Nous traversons une étrange période. Du côté de l’économie réelle, certes, la croissance du PIB s’essouffle un peu en Europe et en Suisse, mais elle reste élevée aux États-Unis et au Japon. La marche des affaires et les entrées de commande se maintiennent à un bon niveau, tant à l’échelle suisse que pour le canton de Neuchâtel. À l’échelle internationale, les soucis viennent plutôt des marchés financiers et du contexte monétaire. Après une période de croissance marquée depuis deux ans, les indices sont à la baisse et cela ne va pas s’arranger avec des politiques monétaires nettement moins favorables aux opérateurs financiers. Un décrochage reste donc possible.
Les tensions internationales ne semblent pas affecter significativement l’économie suisse en raison de sa faible exposition au commerce avec la Russie et l’Ukraine. Plus structurellement, c’est la place de la Suisse comme lieu de négociation des échanges internationaux qui est en jeu, en particulier dans le trading des matières premières et l’accueil des personnes fortunées.
Pour l’instant, on ne voit pas poindre de récession en Europe, mais le grand point d’interrogation concerne bien entendu la montée de l’inflation dans l’UE et aux États-Unis. Les inquiétudes datent déjà du milieu de l’année dernière. Il s‘agissait alors de pénuries ponctuelles du côté de l’offre, pénuries appelées à se résorber dans un contexte de reprise de la demande suite à la sortie de la crise sanitaire. Du côté du pétrole, la Russie poursuit assidûment ses livraisons. Il existe certes une abondance de liquidité auprès des ménages et des acteurs financiers, mais cela fait de nombreuses années que ces liquidités ne viennent pas causer de montée des prix sur les marchés des biens et services. Alors, comment comprendre ces 7,5% d’inflation dans l’UE, davantage encore aux États-Unis ? Osons une explication : une inflation provoquée par l’opinion des opérateurs économiques. Ceux qui anticipent une inflation élevée sont de plus en plus nombreux, et ceci fait qu’elle se réalise. Les opérateurs voient les autres augmenter leur prix, et tout le monde souhaite participer à la fête, par peur de manquer une occasion. Le feu est mis à la pinède et le combustible, c’est probablement l’épargne en monnaie des ménages, déjà considérable avant 2020, et encore augmentée durant la période covid. Pour la Suisse toutefois, l’inflation reste sous contrôle – 2,5% en avril – d’autant plus que la valeur du franc est susceptible de monter rapidement.
Le problème aujourd’hui, c’est qu’on ne voit pas quelles forces seraient susceptibles de s’opposer à la montée des prix.
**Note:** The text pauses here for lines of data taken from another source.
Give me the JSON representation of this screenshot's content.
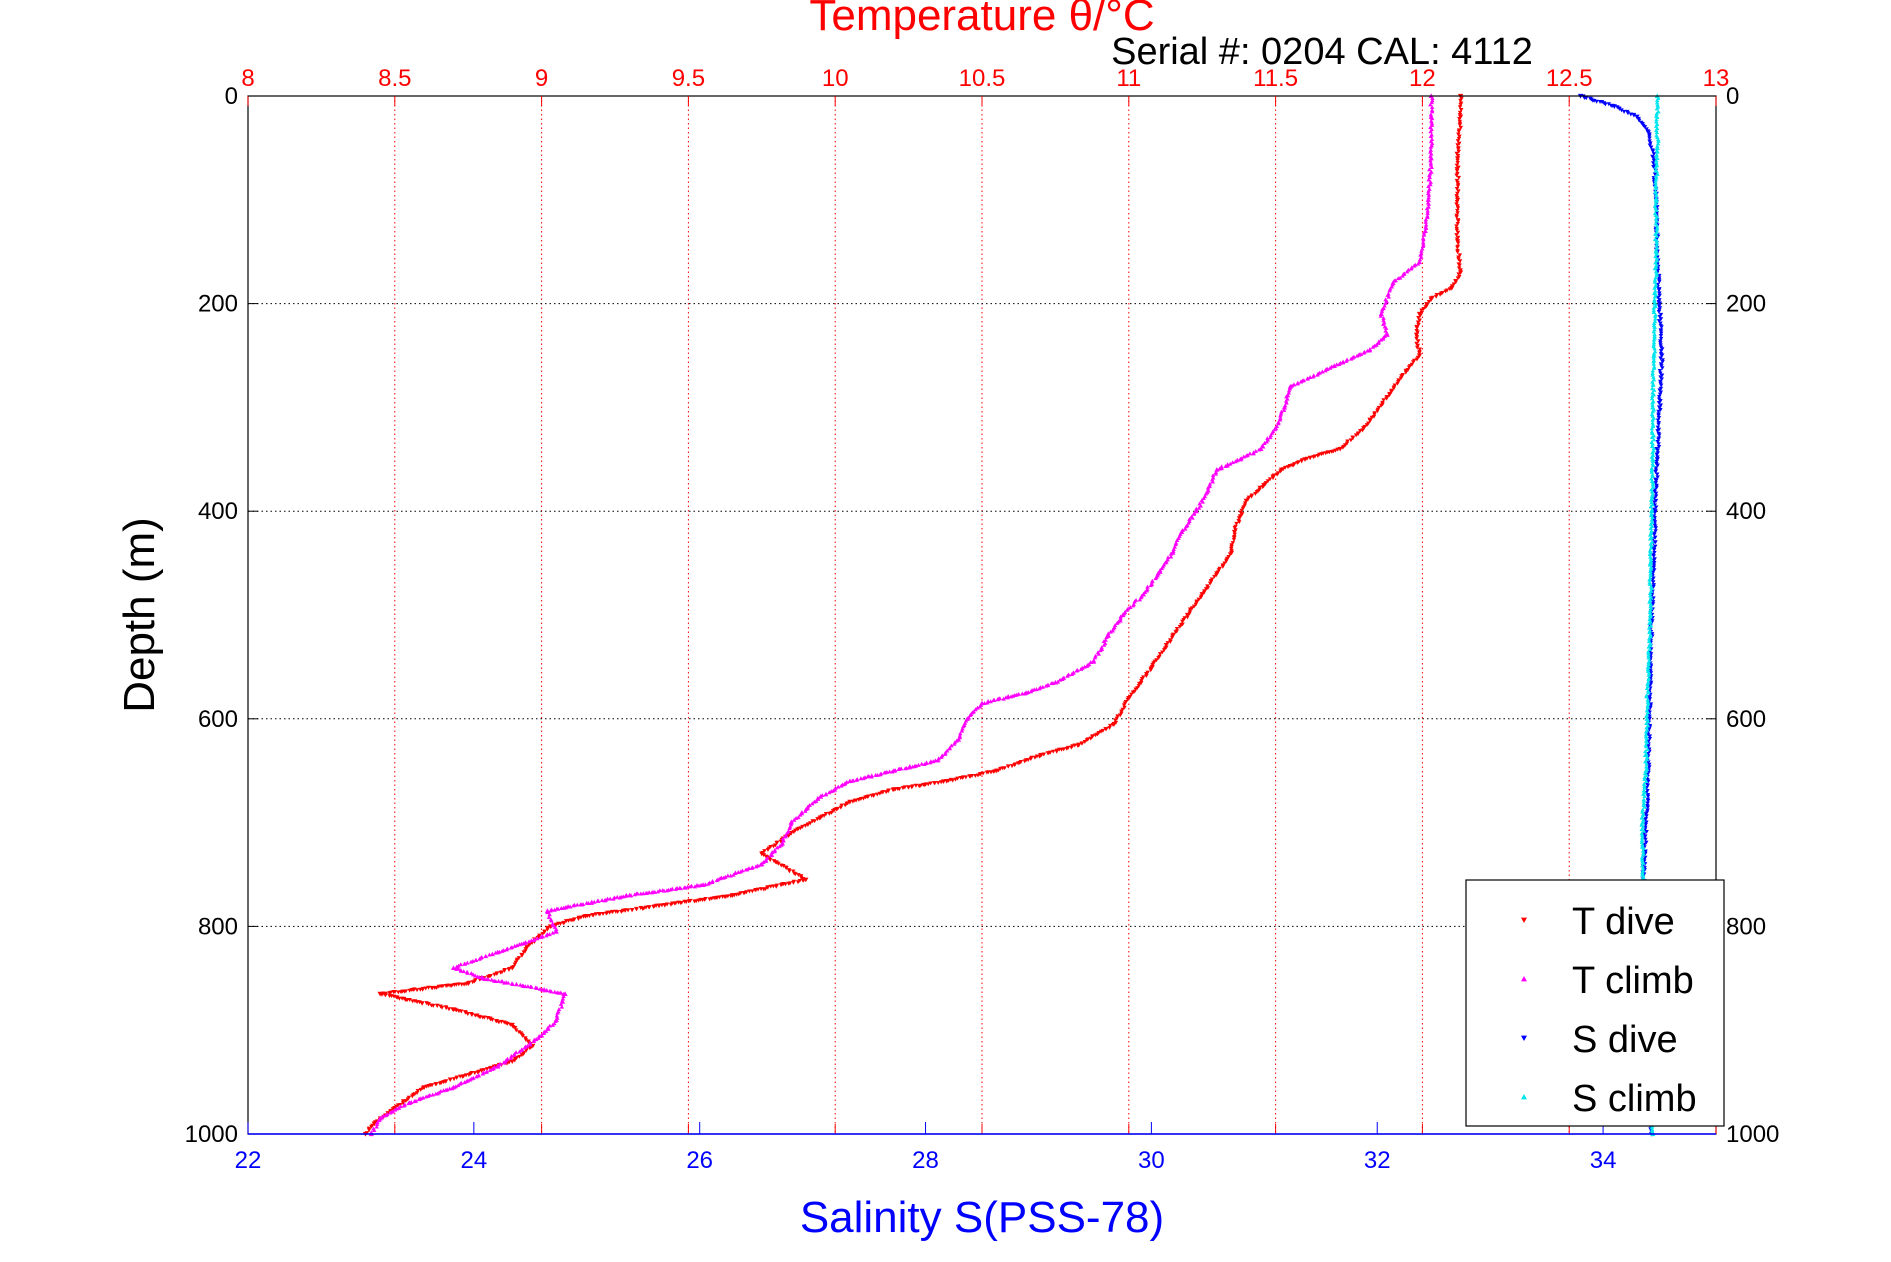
{
  "chart_data": {
    "type": "scatter",
    "title_top": "Temperature θ/°C",
    "subtitle": "Serial #: 0204  CAL: 4112",
    "ylabel": "Depth (m)",
    "xlabel_bottom": "Salinity S(PSS-78)",
    "temperature_axis": {
      "range": [
        8,
        13
      ],
      "ticks": [
        "8",
        "8.5",
        "9",
        "9.5",
        "10",
        "10.5",
        "11",
        "11.5",
        "12",
        "12.5",
        "13"
      ],
      "color": "#ff0000"
    },
    "salinity_axis": {
      "range": [
        22,
        35
      ],
      "ticks": [
        "22",
        "24",
        "26",
        "28",
        "30",
        "32",
        "34"
      ],
      "color": "#0000ff"
    },
    "depth_axis": {
      "range": [
        0,
        1000
      ],
      "reversed": true,
      "ticks": [
        "0",
        "200",
        "400",
        "600",
        "800",
        "1000"
      ]
    },
    "grid": true,
    "legend_position": "bottom-right",
    "series": [
      {
        "name": "T dive",
        "axis": "temperature",
        "color": "#ff0000",
        "marker": "triangle-down",
        "points": [
          [
            12.13,
            0
          ],
          [
            12.13,
            20
          ],
          [
            12.12,
            60
          ],
          [
            12.12,
            100
          ],
          [
            12.12,
            140
          ],
          [
            12.13,
            170
          ],
          [
            12.1,
            185
          ],
          [
            12.03,
            195
          ],
          [
            11.99,
            210
          ],
          [
            11.98,
            230
          ],
          [
            11.99,
            250
          ],
          [
            11.93,
            270
          ],
          [
            11.88,
            290
          ],
          [
            11.8,
            320
          ],
          [
            11.72,
            340
          ],
          [
            11.6,
            350
          ],
          [
            11.52,
            360
          ],
          [
            11.46,
            375
          ],
          [
            11.4,
            390
          ],
          [
            11.38,
            405
          ],
          [
            11.36,
            420
          ],
          [
            11.35,
            440
          ],
          [
            11.3,
            460
          ],
          [
            11.25,
            480
          ],
          [
            11.2,
            500
          ],
          [
            11.15,
            520
          ],
          [
            11.08,
            550
          ],
          [
            11.0,
            580
          ],
          [
            10.95,
            605
          ],
          [
            10.83,
            625
          ],
          [
            10.7,
            635
          ],
          [
            10.55,
            650
          ],
          [
            10.38,
            660
          ],
          [
            10.2,
            668
          ],
          [
            10.05,
            680
          ],
          [
            9.95,
            695
          ],
          [
            9.85,
            710
          ],
          [
            9.75,
            730
          ],
          [
            9.9,
            755
          ],
          [
            9.65,
            770
          ],
          [
            9.4,
            780
          ],
          [
            9.15,
            790
          ],
          [
            9.03,
            800
          ],
          [
            8.95,
            820
          ],
          [
            8.9,
            840
          ],
          [
            8.75,
            855
          ],
          [
            8.45,
            865
          ],
          [
            8.7,
            880
          ],
          [
            8.9,
            895
          ],
          [
            8.97,
            915
          ],
          [
            8.9,
            930
          ],
          [
            8.6,
            955
          ],
          [
            8.5,
            975
          ],
          [
            8.43,
            990
          ],
          [
            8.4,
            1000
          ]
        ]
      },
      {
        "name": "T climb",
        "axis": "temperature",
        "color": "#ff00ff",
        "marker": "triangle-up",
        "points": [
          [
            12.03,
            0
          ],
          [
            12.03,
            20
          ],
          [
            12.03,
            60
          ],
          [
            12.02,
            100
          ],
          [
            12.01,
            130
          ],
          [
            11.99,
            160
          ],
          [
            11.9,
            180
          ],
          [
            11.86,
            210
          ],
          [
            11.88,
            230
          ],
          [
            11.82,
            245
          ],
          [
            11.7,
            260
          ],
          [
            11.55,
            280
          ],
          [
            11.53,
            300
          ],
          [
            11.5,
            320
          ],
          [
            11.45,
            340
          ],
          [
            11.38,
            350
          ],
          [
            11.3,
            360
          ],
          [
            11.27,
            380
          ],
          [
            11.23,
            400
          ],
          [
            11.18,
            420
          ],
          [
            11.15,
            440
          ],
          [
            11.1,
            460
          ],
          [
            11.05,
            480
          ],
          [
            10.98,
            500
          ],
          [
            10.93,
            520
          ],
          [
            10.88,
            545
          ],
          [
            10.75,
            565
          ],
          [
            10.65,
            575
          ],
          [
            10.5,
            585
          ],
          [
            10.45,
            600
          ],
          [
            10.42,
            620
          ],
          [
            10.35,
            640
          ],
          [
            10.2,
            650
          ],
          [
            10.05,
            660
          ],
          [
            9.95,
            675
          ],
          [
            9.85,
            700
          ],
          [
            9.82,
            720
          ],
          [
            9.75,
            740
          ],
          [
            9.55,
            760
          ],
          [
            9.3,
            770
          ],
          [
            9.02,
            785
          ],
          [
            9.05,
            805
          ],
          [
            8.85,
            825
          ],
          [
            8.7,
            840
          ],
          [
            8.8,
            850
          ],
          [
            9.08,
            865
          ],
          [
            9.05,
            890
          ],
          [
            9.0,
            905
          ],
          [
            8.85,
            935
          ],
          [
            8.7,
            955
          ],
          [
            8.55,
            970
          ],
          [
            8.45,
            985
          ],
          [
            8.42,
            1000
          ]
        ]
      },
      {
        "name": "S dive",
        "axis": "salinity",
        "color": "#0000ff",
        "marker": "triangle-down",
        "points": [
          [
            33.8,
            0
          ],
          [
            34.1,
            10
          ],
          [
            34.3,
            20
          ],
          [
            34.4,
            35
          ],
          [
            34.45,
            60
          ],
          [
            34.47,
            100
          ],
          [
            34.48,
            150
          ],
          [
            34.5,
            200
          ],
          [
            34.52,
            250
          ],
          [
            34.5,
            300
          ],
          [
            34.48,
            350
          ],
          [
            34.46,
            400
          ],
          [
            34.45,
            450
          ],
          [
            34.43,
            500
          ],
          [
            34.42,
            550
          ],
          [
            34.41,
            600
          ],
          [
            34.4,
            650
          ],
          [
            34.38,
            700
          ],
          [
            34.36,
            750
          ],
          [
            34.38,
            800
          ],
          [
            34.4,
            850
          ],
          [
            34.42,
            900
          ],
          [
            34.42,
            950
          ],
          [
            34.43,
            1000
          ]
        ]
      },
      {
        "name": "S climb",
        "axis": "salinity",
        "color": "#00e5ee",
        "marker": "triangle-up",
        "points": [
          [
            34.48,
            0
          ],
          [
            34.48,
            50
          ],
          [
            34.47,
            100
          ],
          [
            34.47,
            150
          ],
          [
            34.46,
            200
          ],
          [
            34.45,
            250
          ],
          [
            34.44,
            300
          ],
          [
            34.44,
            350
          ],
          [
            34.43,
            400
          ],
          [
            34.42,
            450
          ],
          [
            34.42,
            500
          ],
          [
            34.4,
            550
          ],
          [
            34.39,
            600
          ],
          [
            34.38,
            650
          ],
          [
            34.35,
            700
          ],
          [
            34.35,
            750
          ],
          [
            34.37,
            800
          ],
          [
            34.39,
            850
          ],
          [
            34.41,
            900
          ],
          [
            34.42,
            950
          ],
          [
            34.44,
            1000
          ]
        ]
      }
    ]
  }
}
En effet, on ne voit pas comment un resserrement monétaire pourrait agir sur ces anticipations. Il risquerait simplement de freiner le secteur immobilier et de faire chuter les cours boursiers.
Dans une telle situation, il faut réorienter le système et lui redonner du sens pour les opérateurs. Pourquoi ne pas profiter de cette période de prospérité et d’incertitudes structurelles pour ne pas accentuer la transition énergétique, écologique et climatique ? La crise politico-énergétique qui se développe ouvre une voie que nous serions bien mal avisés de ne pas suivre. Le problème n’est plus de se passer du gaz ou du pétrole russes, mais bien de se passer des énergies fossiles. Les circonstances nous y amènent de manière providentielle. Rétablir des anticipations crédibles et orientées vers l’avenir pour une bonne utilisation de l’épargne est susceptible de calmer les inquiétudes et la désorganisation à court terme.

Canton de Neuchâtel

Une apparente insensibilité aux incertitudes internationales

Dans le canton de Neuchâtel, les exportations continuent à tirer l’emploi et les offres d’emplois publiées par les ORP sont à un niveau particulièrement élevé. Notons que même s’il s’agit d’un marché intéressant, la Russie ne représentait selon les statistiques douanières de 2021 que 1,25% des exportations horlogères. Les entrées de commandes se maintiennent à un haut niveau. Les stocks de produits sont bas et les capacités de production fortement sollicitées. On note même une amélioration des perspectives dans l’industrie dans le canton.
En revanche, l’exposition de l’économie neuchâteloise au taux de change reste importante et la situation peut devenir préoccupante. Le scénario anticipé est celui d’une baisse marquée de la valeur de l’euro, moindre du dollar. Au fil des dernières décennies, le canton s’est spécialisé dans des biens où la compétitivité prix n’est pas déterminante, comme l’horlogerie, ou des branches dans lesquelles la demande est peu élastique, comme les machines spéciales et la pharma. La sous-traitance en revanche risque de voir ses marges se réduire.
L’inflation importée, notamment dans l’énergie et les produits et services intensifs en énergie, réduit le pouvoir d’achat des ménages, ce qui pourrait ralentir les activités locales résidentielles et, à terme, la construction. On n’en est semble-t-il pas encore là, d’autant moins que le chômage continue de diminuer et que les offres d’emplois restent nombreuses.
Dans le secteur du tourisme, si le retour des hôtes étrangers est amorcé, tout dépendra de la persistance des alémaniques à séjourner en Suisse plutôt qu’à l’étranger.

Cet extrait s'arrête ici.